Dengue é uma doença antiga e bem conhecida do povo brasileiro. Presente em todos os estados brasileiros, o mosquito Aedes aegypti, transmissor da doença, já é uma figura carimbada combatida com fervor todos os anos pela população. Mas, já refletiu sobre o quanto você conhece sobre a história da dengue? Você sabe realmente contra o que estamos lutando?
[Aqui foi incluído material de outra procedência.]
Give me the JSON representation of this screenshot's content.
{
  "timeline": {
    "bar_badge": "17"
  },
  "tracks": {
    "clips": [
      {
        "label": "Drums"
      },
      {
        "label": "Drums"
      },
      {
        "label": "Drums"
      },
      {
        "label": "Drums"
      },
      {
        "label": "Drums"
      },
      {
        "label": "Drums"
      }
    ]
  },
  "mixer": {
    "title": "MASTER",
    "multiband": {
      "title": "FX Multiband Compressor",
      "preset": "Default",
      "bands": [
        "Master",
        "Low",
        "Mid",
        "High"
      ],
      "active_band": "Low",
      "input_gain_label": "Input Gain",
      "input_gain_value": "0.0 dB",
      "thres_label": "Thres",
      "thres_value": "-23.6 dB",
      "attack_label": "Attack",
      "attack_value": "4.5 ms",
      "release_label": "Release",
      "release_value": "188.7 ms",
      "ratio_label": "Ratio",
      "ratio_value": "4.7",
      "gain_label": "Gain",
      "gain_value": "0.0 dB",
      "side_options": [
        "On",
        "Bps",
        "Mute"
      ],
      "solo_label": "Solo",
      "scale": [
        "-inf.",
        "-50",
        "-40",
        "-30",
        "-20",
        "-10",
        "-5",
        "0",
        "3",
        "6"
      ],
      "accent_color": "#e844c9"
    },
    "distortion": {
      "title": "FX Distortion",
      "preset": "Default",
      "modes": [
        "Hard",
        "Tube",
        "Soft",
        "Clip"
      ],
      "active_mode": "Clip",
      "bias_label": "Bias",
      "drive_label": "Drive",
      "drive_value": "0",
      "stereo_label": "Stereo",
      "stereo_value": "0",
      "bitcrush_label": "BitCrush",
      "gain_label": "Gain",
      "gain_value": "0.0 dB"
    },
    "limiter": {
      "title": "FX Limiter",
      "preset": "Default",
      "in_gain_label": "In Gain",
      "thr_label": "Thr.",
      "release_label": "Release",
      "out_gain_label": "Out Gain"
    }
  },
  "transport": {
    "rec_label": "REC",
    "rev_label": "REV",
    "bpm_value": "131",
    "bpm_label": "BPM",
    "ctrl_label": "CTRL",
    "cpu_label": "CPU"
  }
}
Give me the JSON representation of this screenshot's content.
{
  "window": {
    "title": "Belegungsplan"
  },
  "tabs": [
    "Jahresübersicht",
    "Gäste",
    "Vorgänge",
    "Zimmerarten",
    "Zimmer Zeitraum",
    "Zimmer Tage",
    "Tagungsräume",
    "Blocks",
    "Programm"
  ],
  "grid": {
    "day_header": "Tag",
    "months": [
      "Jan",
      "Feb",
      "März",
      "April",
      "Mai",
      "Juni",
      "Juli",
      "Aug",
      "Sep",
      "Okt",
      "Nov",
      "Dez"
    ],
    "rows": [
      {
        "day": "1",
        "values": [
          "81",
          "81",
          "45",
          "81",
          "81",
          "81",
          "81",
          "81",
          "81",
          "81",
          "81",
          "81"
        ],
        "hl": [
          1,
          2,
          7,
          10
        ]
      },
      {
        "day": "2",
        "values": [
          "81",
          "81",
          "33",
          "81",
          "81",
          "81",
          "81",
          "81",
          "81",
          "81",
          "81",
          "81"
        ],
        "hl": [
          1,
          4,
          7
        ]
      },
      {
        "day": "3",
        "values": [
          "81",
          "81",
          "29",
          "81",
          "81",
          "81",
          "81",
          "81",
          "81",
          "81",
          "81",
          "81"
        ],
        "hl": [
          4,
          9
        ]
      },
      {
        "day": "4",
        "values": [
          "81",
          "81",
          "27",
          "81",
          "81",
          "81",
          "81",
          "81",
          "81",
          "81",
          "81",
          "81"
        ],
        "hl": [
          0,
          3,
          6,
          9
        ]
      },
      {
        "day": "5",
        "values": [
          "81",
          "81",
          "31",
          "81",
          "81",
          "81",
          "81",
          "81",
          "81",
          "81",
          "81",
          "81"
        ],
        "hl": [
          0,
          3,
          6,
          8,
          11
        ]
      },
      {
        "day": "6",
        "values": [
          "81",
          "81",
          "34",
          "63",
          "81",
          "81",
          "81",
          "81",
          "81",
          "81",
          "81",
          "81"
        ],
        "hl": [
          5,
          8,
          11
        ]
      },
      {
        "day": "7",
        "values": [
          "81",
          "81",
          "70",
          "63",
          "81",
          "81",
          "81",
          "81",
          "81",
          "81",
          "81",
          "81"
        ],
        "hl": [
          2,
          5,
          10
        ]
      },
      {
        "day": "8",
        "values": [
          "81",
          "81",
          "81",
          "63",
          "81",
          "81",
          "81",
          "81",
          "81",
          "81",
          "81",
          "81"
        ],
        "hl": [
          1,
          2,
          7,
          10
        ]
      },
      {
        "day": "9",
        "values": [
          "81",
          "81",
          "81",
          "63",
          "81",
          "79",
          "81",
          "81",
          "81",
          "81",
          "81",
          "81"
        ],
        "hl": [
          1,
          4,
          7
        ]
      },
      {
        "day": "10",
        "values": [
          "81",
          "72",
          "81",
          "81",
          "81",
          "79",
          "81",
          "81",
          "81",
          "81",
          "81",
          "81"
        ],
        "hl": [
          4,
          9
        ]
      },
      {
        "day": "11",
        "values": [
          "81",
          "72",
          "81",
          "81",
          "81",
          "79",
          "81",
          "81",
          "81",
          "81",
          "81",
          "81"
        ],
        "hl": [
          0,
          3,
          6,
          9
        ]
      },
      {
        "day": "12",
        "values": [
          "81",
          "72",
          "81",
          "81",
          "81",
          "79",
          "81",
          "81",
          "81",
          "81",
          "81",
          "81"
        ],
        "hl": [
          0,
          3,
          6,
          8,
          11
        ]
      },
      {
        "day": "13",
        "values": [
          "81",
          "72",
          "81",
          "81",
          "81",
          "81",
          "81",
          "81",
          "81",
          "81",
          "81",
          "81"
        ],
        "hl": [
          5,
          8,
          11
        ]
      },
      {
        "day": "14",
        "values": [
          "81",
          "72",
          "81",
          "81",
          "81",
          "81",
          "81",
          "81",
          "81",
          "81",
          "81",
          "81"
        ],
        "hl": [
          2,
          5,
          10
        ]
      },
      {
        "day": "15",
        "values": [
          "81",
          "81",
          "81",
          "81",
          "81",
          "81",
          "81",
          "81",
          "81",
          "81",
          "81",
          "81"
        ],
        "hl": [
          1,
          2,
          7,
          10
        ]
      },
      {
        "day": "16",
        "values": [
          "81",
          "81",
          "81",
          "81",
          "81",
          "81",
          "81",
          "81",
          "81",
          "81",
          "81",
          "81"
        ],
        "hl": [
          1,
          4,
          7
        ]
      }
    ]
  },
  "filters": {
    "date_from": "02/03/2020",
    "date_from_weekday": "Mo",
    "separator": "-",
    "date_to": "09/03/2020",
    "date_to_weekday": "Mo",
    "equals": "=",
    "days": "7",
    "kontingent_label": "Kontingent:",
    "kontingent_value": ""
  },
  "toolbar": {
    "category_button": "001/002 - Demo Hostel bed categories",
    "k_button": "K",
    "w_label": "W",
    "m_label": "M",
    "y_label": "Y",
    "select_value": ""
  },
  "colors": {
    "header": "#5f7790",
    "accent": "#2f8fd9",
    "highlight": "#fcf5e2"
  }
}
Com ocorrências relatadas há mais de 200 anos, a dengue é uma doença única, dinâmica e sistêmica. Isso significa que a doença tem cura, mas os sintomas podem se agravar. Por isso, é preciso constante reavaliação e observação dos sintomas, para que as intervenções médicas aconteçam nos momentos certos e que não ocorram óbitos.

Apesar de ter se popularizado bastante e, por isso, a população brasileira ter perdido um pouco do temor pela doença, é importante lembrar que a dengue é uma enfermidade que requer cuidados médicos específicos e, se não tratada, pode levar à morte.

Você sabia que se uma pessoa já teve dengue ela ainda pode ser infectada por outro tipo da doença? O paciente realmente fica imune após se recuperar de um tipo da doença, mas ainda tem chances de pegar algum dos outros 3 tipos existentes. Por isso, é importante manter as medidas de prevenção e segurança mesmo que já tenha sido infectado alguma vez.

Existem quatro tipos de vírus de dengue. Cada pessoa pode ter os 4 sorotipos da doença, mas a infecção por um sorotipo gera imunidade permanente para ele. Nesse caso, depende de qual vírus está circulando naquele ambiente, já que a transmissão acontece quando o Aedes pica uma pessoa infectada e acaba infectando também outra pessoa.

Aedes Aegypti significa “odioso do Egito”. De acordo com pesquisas do Instituto Oswaldo Cruz, o mosquito transmissor da dengue é originário do Egito, na África, e vem se espalhando pelas regiões tropicais e subtropicais do planeta desde o século 16, período das Grandes Navegações. Admite-se que o vetor foi introduzido no Novo Mundo, no período colonial, por meio de navios que traficavam escravos.

Além disso, relatos da Organização Pan-Americana de Saúde (OPAS) mostram que a primeira epidemia de dengue no continente americano ocorreu no Peru, no início do século 19, com surtos no Caribe, Estados Unidos, Colômbia e Venezuela.

No Brasil, os primeiros relatos de dengue datam do final do século XIX, em Curitiba (PR), e do início do século XX, em Niterói (RJ). No início do século XX, o mosquito já era um problema, mas não por conta da dengue -- na época, a principal preocupação era a transmissão da febre amarela. Em 1955, o Brasil erradicou o Aedes aegypti como resultado de medidas para controle da febre amarela. Contudo, o relaxamento das medidas adotadas levou à reintrodução do vetor em território nacional, no final da década de 1960. Hoje, o mosquito é encontrado em todos os estados brasileiros.

Fique atento aos sintomas

Ainda não existe vacina ou medicamentos contra dengue, somente para aliviar seus sintomas. Portanto, a única forma de prevenção é acabar com o mosquito, eliminando os possíveis criadouros.

Os principais sintomas da dengue são:

- Febre alta > 38.5ºC.

- Dores musculares intensas.

- Dor ao movimentar os olhos.

- Mal estar.

- Falta de apetite.

- Dor de cabeça.

- Manchas vermelhas no corpo.

No entanto, a infecção por dengue pode ser assintomática (sem sintomas), leve ou grave. Neste último caso pode levar até a morte. Normalmente, a primeira manifestação da dengue é a febre alta (39° a 40°C), de início abrupto, que geralmente dura de 2 a 7 dias, acompanhada de dor de cabeça, dores no corpo e articulações, além de prostração, fraqueza, dor atrás dos olhos, erupção e coceira na pele. Perda de peso, náuseas e vômitos são comuns. Em alguns casos também apresenta manchas vermelhas na pele. Na fase febril inicial da dengue, pode ser difícil diferenciá-la. A forma grave da doença inclui dor abdominal intensa e contínua, vômitos persistentes e sangramento de mucosas.

Se apresentar os sintomas, procure imediatamente um serviço de saúde para diagnóstico e tratamento adequados. Todos os tratamentos são oferecidos de forma integral e gratuita por meio do Sistema Único de Saúde (SUS).

Combater a dengue também é se prevenir contra Zika e chikungunya. Isso porque os três vírus são transmitidos pelo mesmo mosquito: Aedes aegypti.